Turkish police bust men trying to sell ‘a 1,900-year-old Torah’


Turkish police on Tuesday arrested four men in the coastal city of Adana on suspicion that they tried to sell a purportedly 1,900-year-old Torah scroll.

The men claimed they legally acquired the nearly 29-foot-(9 meters)-long gazelle-hide scroll from an antiquities dealer and were ignorant of its provenance.

“We bought it from an antique store and brought it to a geography teacher to ask what was written on it,” the Hurriyet Daily News website quoted one of the suspects as saying.

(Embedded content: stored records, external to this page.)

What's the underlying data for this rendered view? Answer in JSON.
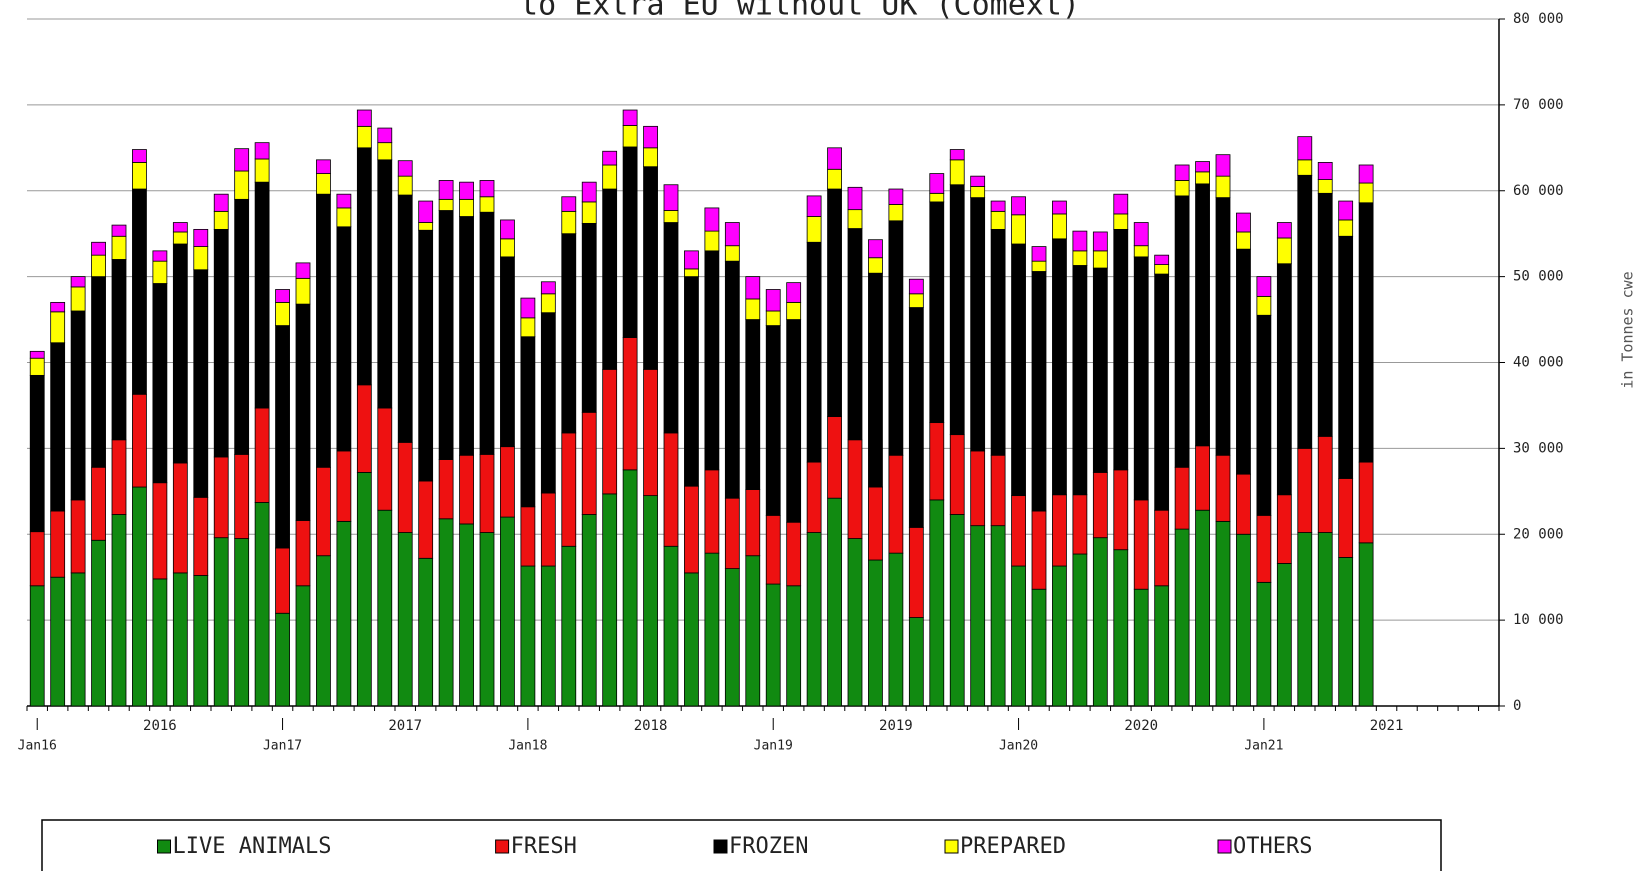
{
  "chart_data": {
    "type": "stacked_bar",
    "title": "to Extra EU without UK (Comext)",
    "y_axis_label": "in Tonnes cwe",
    "categories": [
      "Jan16",
      null,
      null,
      null,
      null,
      null,
      null,
      null,
      null,
      null,
      null,
      null,
      "Jan17",
      null,
      null,
      null,
      null,
      null,
      null,
      null,
      null,
      null,
      null,
      null,
      "Jan18",
      null,
      null,
      null,
      null,
      null,
      null,
      null,
      null,
      null,
      null,
      null,
      "Jan19",
      null,
      null,
      null,
      null,
      null,
      null,
      null,
      null,
      null,
      null,
      null,
      "Jan20",
      null,
      null,
      null,
      null,
      null,
      null,
      null,
      null,
      null,
      null,
      null,
      "Jan21",
      null,
      null,
      null,
      null,
      null
    ],
    "year_labels": [
      "2016",
      "2017",
      "2018",
      "2019",
      "2020",
      "2021"
    ],
    "ylim": [
      0,
      80000
    ],
    "yticks": [
      0,
      {
        "value": 10000,
        "label": "10 000"
      },
      {
        "value": 20000,
        "label": "20 000"
      },
      {
        "value": 30000,
        "label": "30 000"
      },
      {
        "value": 40000,
        "label": "40 000"
      },
      {
        "value": 50000,
        "label": "50 000"
      },
      {
        "value": 60000,
        "label": "60 000"
      },
      {
        "value": 70000,
        "label": "70 000"
      },
      {
        "value": 80000,
        "label": "80 000"
      }
    ],
    "grid": true,
    "legend": "bottom",
    "series": [
      {
        "name": "LIVE ANIMALS",
        "color": "#118a11",
        "values": [
          14000,
          15000,
          15500,
          19300,
          22300,
          25500,
          14800,
          15500,
          15200,
          19600,
          19500,
          23700,
          10800,
          14000,
          17500,
          21500,
          27200,
          22800,
          20200,
          17200,
          21800,
          21200,
          20200,
          22000,
          16300,
          16300,
          18600,
          22300,
          24700,
          27500,
          24500,
          18600,
          15500,
          17800,
          16000,
          17500,
          14200,
          14000,
          20200,
          24200,
          19500,
          17000,
          17800,
          10300,
          24000,
          22300,
          21000,
          21000,
          16300,
          13600,
          16300,
          17700,
          19600,
          18200,
          13600,
          14000,
          20600,
          22800,
          21500,
          20000,
          14400,
          16600,
          20200,
          20200,
          17300,
          19000
        ]
      },
      {
        "name": "FRESH",
        "color": "#ee1111",
        "values": [
          6300,
          7700,
          8500,
          8500,
          8700,
          10800,
          11200,
          12800,
          9100,
          9400,
          9800,
          11000,
          7600,
          7600,
          10300,
          8200,
          10200,
          11900,
          10500,
          9000,
          6900,
          8000,
          9100,
          8200,
          6900,
          8500,
          13200,
          11900,
          14500,
          15400,
          14700,
          13200,
          10100,
          9700,
          8200,
          7700,
          8000,
          7400,
          8200,
          9500,
          11500,
          8500,
          11400,
          10500,
          9000,
          9300,
          8700,
          8200,
          8200,
          9100,
          8300,
          6900,
          7600,
          9300,
          10400,
          8800,
          7200,
          7500,
          7700,
          7000,
          7800,
          8000,
          9800,
          11200,
          9200,
          9400
        ]
      },
      {
        "name": "FROZEN",
        "color": "#000000",
        "values": [
          18200,
          19600,
          22000,
          22200,
          21000,
          23900,
          23200,
          25500,
          26500,
          26500,
          29700,
          26300,
          25900,
          25200,
          31800,
          26100,
          27600,
          28900,
          28800,
          29200,
          29000,
          27800,
          28200,
          22100,
          19800,
          21000,
          23200,
          22000,
          21000,
          22200,
          23600,
          24500,
          24400,
          25500,
          27600,
          19800,
          22100,
          23600,
          25600,
          26500,
          24600,
          24900,
          27300,
          25600,
          25700,
          29100,
          29500,
          26300,
          29300,
          27900,
          29800,
          26700,
          23800,
          28000,
          28300,
          27500,
          31600,
          30500,
          30000,
          26200,
          23300,
          26900,
          31800,
          28300,
          28200,
          30200
        ]
      },
      {
        "name": "PREPARED",
        "color": "#ffff00",
        "values": [
          2000,
          3600,
          2800,
          2500,
          2700,
          3100,
          2600,
          1400,
          2700,
          2100,
          3300,
          2700,
          2700,
          3000,
          2400,
          2200,
          2500,
          2000,
          2200,
          900,
          1300,
          2000,
          1800,
          2100,
          2200,
          2200,
          2600,
          2500,
          2800,
          2500,
          2200,
          1400,
          900,
          2300,
          1800,
          2400,
          1700,
          2000,
          3000,
          2300,
          2200,
          1800,
          1900,
          1600,
          1000,
          2900,
          1300,
          2100,
          3400,
          1200,
          2900,
          1700,
          2000,
          1800,
          1300,
          1100,
          1800,
          1400,
          2500,
          2000,
          2200,
          3000,
          1800,
          1600,
          1900,
          2300
        ]
      },
      {
        "name": "OTHERS",
        "color": "#ff00ff",
        "values": [
          800,
          1100,
          1200,
          1500,
          1300,
          1500,
          1200,
          1100,
          2000,
          2000,
          2600,
          1900,
          1500,
          1800,
          1600,
          1600,
          1900,
          1700,
          1800,
          2500,
          2200,
          2000,
          1900,
          2200,
          2300,
          1400,
          1700,
          2300,
          1600,
          1800,
          2500,
          3000,
          2100,
          2700,
          2700,
          2600,
          2500,
          2300,
          2400,
          2500,
          2600,
          2100,
          1800,
          1700,
          2300,
          1200,
          1200,
          1200,
          2100,
          1700,
          1500,
          2300,
          2200,
          2300,
          2700,
          1100,
          1800,
          1200,
          2500,
          2200,
          2300,
          1800,
          2700,
          2000,
          2200,
          2100
        ]
      }
    ]
  }
}
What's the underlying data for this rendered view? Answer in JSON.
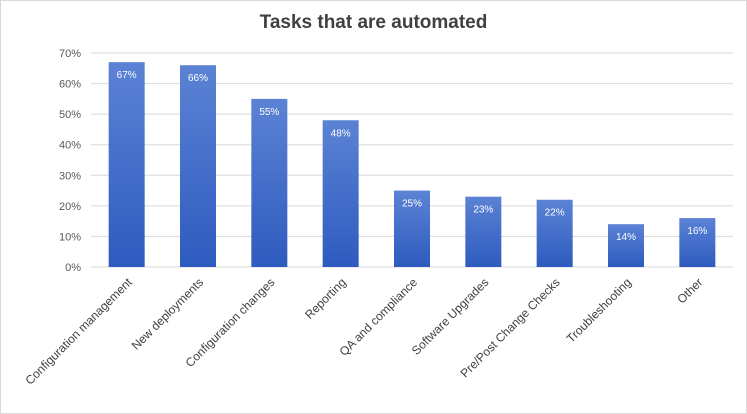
{
  "chart_data": {
    "type": "bar",
    "title": "Tasks that are automated",
    "categories": [
      "Configuration management",
      "New deployments",
      "Configuration changes",
      "Reporting",
      "QA and compliance",
      "Software Upgrades",
      "Pre/Post Change Checks",
      "Troubleshooting",
      "Other"
    ],
    "values": [
      67,
      66,
      55,
      48,
      25,
      23,
      22,
      14,
      16
    ],
    "data_labels": [
      "67%",
      "66%",
      "55%",
      "48%",
      "25%",
      "23%",
      "22%",
      "14%",
      "16%"
    ],
    "ylim": [
      0,
      70
    ],
    "yticks": [
      0,
      10,
      20,
      30,
      40,
      50,
      60,
      70
    ],
    "ytick_labels": [
      "0%",
      "10%",
      "20%",
      "30%",
      "40%",
      "50%",
      "60%",
      "70%"
    ],
    "grid": true,
    "bar_color_top": "#5b82d4",
    "bar_color_bottom": "#2e5bbf",
    "xlabel": "",
    "ylabel": ""
  }
}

Initial reports could not confirm the scroll’s authenticity, nor did they indicate on what basis authorities claimed it was nearly 2,000 years old. The oldest extant complete version of the Torah is the Leningrad Codex, which dates back to the early 11th century CE, and few of the oldest Torah scrolls exceed 500 years in age.

Officers belonging to the Turkish police’s anti-smuggling and organized crime branch arrested the men for allegedly trying to sell the ancient text, and seized the scroll. The men were only identified in the Turkish press as T.N., Ş.C., Y.Ş. and S.C.D.

Turkish authorities transported the scroll to Ankara for inspection by ancient manuscript experts.

Earlier in 2012, Turkish authorities claimed to have discovered a 1,500-year-old version of the missing, apocryphal Gospel of Barnabas, but its authenticity has yet to be verified.